Lower back pain is one of the most common cause for visits to the doctor. According to the National Institute of Neurological Disorders and Stroke (NINDS), low back pain is the second most common neurological problem in the U.S., and Americans spend an average of $50 billion per year treating low back pain.

Most low back pain is the result of an injury, such as muscle sprains or strains due to sudden movements or poor body mechanics while lifting heavy objects. Lower back pain is more likely to occur in individuals between the ages of 30 and 50. This is partly due to the changes that occur in the body with aging.

Because the cause of typical lower back pain is related to a number of different things, including muscle strain and weakness, pinched nerves, and spinal cord misalignment, there is a wide variety of medical treatments such as medications, medical appliances, and physical therapy.
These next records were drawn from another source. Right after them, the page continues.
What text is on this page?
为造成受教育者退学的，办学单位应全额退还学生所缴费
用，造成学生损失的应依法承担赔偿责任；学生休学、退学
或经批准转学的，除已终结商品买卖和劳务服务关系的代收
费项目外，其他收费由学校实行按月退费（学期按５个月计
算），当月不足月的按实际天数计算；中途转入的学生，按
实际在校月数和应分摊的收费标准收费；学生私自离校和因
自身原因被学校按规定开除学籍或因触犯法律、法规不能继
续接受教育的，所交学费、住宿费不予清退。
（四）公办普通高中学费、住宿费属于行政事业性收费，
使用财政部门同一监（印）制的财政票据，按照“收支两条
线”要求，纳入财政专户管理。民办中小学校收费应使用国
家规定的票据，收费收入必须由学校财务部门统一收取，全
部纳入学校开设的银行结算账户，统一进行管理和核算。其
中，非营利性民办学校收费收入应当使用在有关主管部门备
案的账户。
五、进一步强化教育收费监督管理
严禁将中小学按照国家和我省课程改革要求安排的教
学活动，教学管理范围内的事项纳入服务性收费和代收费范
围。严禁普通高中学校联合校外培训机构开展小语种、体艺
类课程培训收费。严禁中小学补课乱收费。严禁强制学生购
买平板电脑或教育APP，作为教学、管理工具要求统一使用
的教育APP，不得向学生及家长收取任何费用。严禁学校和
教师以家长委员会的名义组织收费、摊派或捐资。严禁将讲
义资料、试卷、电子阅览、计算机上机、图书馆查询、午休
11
Your doctor will determine the appropriate treatment based on diagnosis and symptoms.

Neck Pain

Your neck (cervical spine) is made up of vertebrae that extend from the skull to the upper torso. Cervical disks absorb shock between the bones in which the bones, ligaments, and muscles of your neck support your head and allow for motion. Any abnormalities, inflammation, or injury can cause neck pain or stiffness.

Many people experience neck pain or stiffness in the neck occasionally. In many cases, it is due to poor posture, normal wear and tear, or overuse. Sometimes, neck pain is caused by injury from a fall, contact sports, or whiplash.

Treatment for neck pain will depend on the diagnosis. If symptoms persist for more than a week, consult with your doctor.

Minimally Invasive Surgeries

Minimally invasive neck surgery is an effective alternative to highly invasive open neck surgery. Because of technological advances in the use of minimally invasive techniques for spine surgery, risky open neck surgery is no longer the only option for patients who have been unable to achieve relief from neck pain and other symptoms through the use of conservative treatment methods.

The main difference between the two surgeries is that traditional open neck surgery requires overnight hospitalization and a long recovery, while minimally invasive procedures are performed on an outpatient basis.

Minimally invasive surgery requires only a small incision for targeted access to the anatomical abnormality and does not require bulky hardware or muscle disruption. In addition, minimally invasive procedures carry much less risk of infection and other side effects, and require a far shorter period for recuperation than open neck or back surgery.